Reign of Elizabeth - from A.D. 1558 to A.D. 1603.
Among other expeditions was one intended for the South Seas, under the command of the Earl of Cumberland, who, at his own charge, fitted out three ships and a pinnace—namely, the Red Dragon, of 160 tons and 130 men; the Clifford, of 30 tons and 70 men; and the Rose and theDorothy. Having touched on the African coast, they crossed over to South America, where they took two Portuguese ships, one of which had forty-five negroes on board, while the only riches in the other, besides slaves and friars, were beads and other spiritual trinkets, and the furniture designed for a new monastery. Several other prizes were made, when, without attempting to reach the Pacific, they returned to England. While numerous English vessels were cruising on the coasts of Old Spain, and destroying its trade and navigation, Thomas Cavendish was despatched with a small squadron to do the like on the coast of New Spain. He carried out his instructions, crossing the South Seas to the Philippines, and afterwards visiting China, having taken on his way many of the ships of the enemy.

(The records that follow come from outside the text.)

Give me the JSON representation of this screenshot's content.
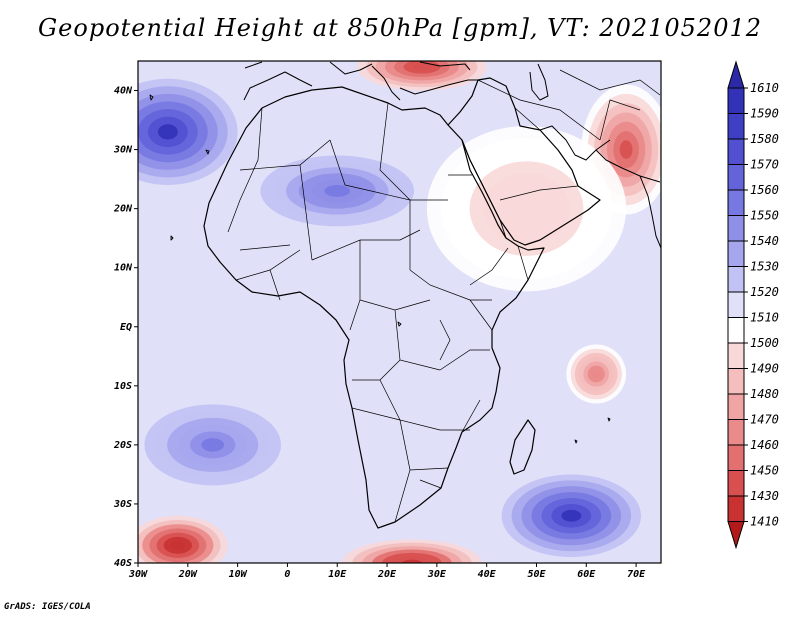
{
  "title": "Geopotential Height at 850hPa [gpm], VT: 2021052012",
  "credit": "GrADS: IGES/COLA",
  "map": {
    "variable": "Geopotential Height at 850hPa",
    "units": "gpm",
    "valid_time": "2021052012",
    "lon_range": [
      -30,
      75
    ],
    "lat_range": [
      -40,
      45
    ],
    "lat_ticks": [
      {
        "value": 40,
        "label": "40N"
      },
      {
        "value": 30,
        "label": "30N"
      },
      {
        "value": 20,
        "label": "20N"
      },
      {
        "value": 10,
        "label": "10N"
      },
      {
        "value": 0,
        "label": "EQ"
      },
      {
        "value": -10,
        "label": "10S"
      },
      {
        "value": -20,
        "label": "20S"
      },
      {
        "value": -30,
        "label": "30S"
      },
      {
        "value": -40,
        "label": "40S"
      }
    ],
    "lon_ticks": [
      {
        "value": -30,
        "label": "30W"
      },
      {
        "value": -20,
        "label": "20W"
      },
      {
        "value": -10,
        "label": "10W"
      },
      {
        "value": 0,
        "label": "0"
      },
      {
        "value": 10,
        "label": "10E"
      },
      {
        "value": 20,
        "label": "20E"
      },
      {
        "value": 30,
        "label": "30E"
      },
      {
        "value": 40,
        "label": "40E"
      },
      {
        "value": 50,
        "label": "50E"
      },
      {
        "value": 60,
        "label": "60E"
      },
      {
        "value": 70,
        "label": "70E"
      }
    ],
    "features": [
      {
        "name": "ridge-north-atlantic",
        "lon": -24,
        "lat": 33,
        "rlon": 14,
        "rlat": 9,
        "value": 1590
      },
      {
        "name": "ridge-south-atlantic",
        "lon": -15,
        "lat": -20,
        "rlon": 16,
        "rlat": 8,
        "value": 1550
      },
      {
        "name": "ridge-sw-indian-ocean",
        "lon": 57,
        "lat": -32,
        "rlon": 14,
        "rlat": 7,
        "value": 1590
      },
      {
        "name": "high-sahara",
        "lon": 10,
        "lat": 23,
        "rlon": 18,
        "rlat": 7,
        "value": 1555
      },
      {
        "name": "low-mediterranean",
        "lon": 27,
        "lat": 44,
        "rlon": 13,
        "rlat": 4,
        "value": 1430
      },
      {
        "name": "low-iran",
        "lon": 68,
        "lat": 30,
        "rlon": 9,
        "rlat": 11,
        "value": 1440
      },
      {
        "name": "low-arabia",
        "lon": 48,
        "lat": 20,
        "rlon": 20,
        "rlat": 14,
        "value": 1490
      },
      {
        "name": "low-indian-ocean",
        "lon": 62,
        "lat": -8,
        "rlon": 6,
        "rlat": 5,
        "value": 1460
      },
      {
        "name": "low-southern-ocean-west",
        "lon": -22,
        "lat": -37,
        "rlon": 10,
        "rlat": 5,
        "value": 1410
      },
      {
        "name": "low-southern-ocean-central",
        "lon": 25,
        "lat": -40,
        "rlon": 14,
        "rlat": 4,
        "value": 1420
      }
    ]
  },
  "colorbar": {
    "levels": [
      "1610",
      "1590",
      "1580",
      "1570",
      "1560",
      "1550",
      "1540",
      "1530",
      "1520",
      "1510",
      "1500",
      "1490",
      "1480",
      "1470",
      "1460",
      "1450",
      "1430",
      "1410"
    ],
    "colors": [
      "#2a2aa8",
      "#3232b8",
      "#3f3fc6",
      "#5050d0",
      "#6464da",
      "#7878e2",
      "#8f8fe8",
      "#a6a6ee",
      "#c2c2f4",
      "#e0e0f8",
      "#ffffff",
      "#f8d8d8",
      "#f4bebe",
      "#f0a4a4",
      "#ea8a8a",
      "#e27070",
      "#d85050",
      "#c83232",
      "#b21a1a"
    ]
  }
}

To Sir John Hawkins the navy is indebted for the institution of that noble fund the Chest at Chatham, to which, also, Sir Francis Drake contributed considerably. Elizabeth, determined to retaliate on the Spaniards, fitted out a fleet in the following spring of 146 sail, which destroyed Corunna and Vigo, as well as the Castle of Cascacs at the mouth of the Tagus, and captured sixty large ships. In 1590 the queen allotted 8790 pounds a-year for the repairs of the Royal Navy; a sum which would go but a short way at the present day in building a single ship.
About this time the telescope was invented by Janssen, a spectacle-maker of Middleburgh, in Zealand. Hearing of it, Galileo immediately constructed his first very imperfect instrument, which magnified only three times. Further experiments enabled him to construct another with a power of eight, and ultimately, sparing neither labour nor expense, he formed one which bore a magnifying power of more than thirty times. With this instrument, he commenced that survey of the heavenly bodies which rendered his name famous as the first of astronomers. In the reign of Charles the Second, in 1671, Sir Isaac Newton constructed his first reflecting telescope, a small ill-made instrument, nine inches only in length—valuable as it was, a pigmy in power compared to Lord Rosse’s six-feet reflector of sixty feet in length. Torricelli, the pupil of Galileo, invented the barometer.
In 1591 the first voyage to the East Indies was undertaken by Captain Lancaster, in three ships. One was sent back with invalids, another was lost with all on board, and the crew of the captain’s ship mutinied while he was on shore on an uninhabited island, and ran off with her, leaving him and his companions for three years, till they were rescued.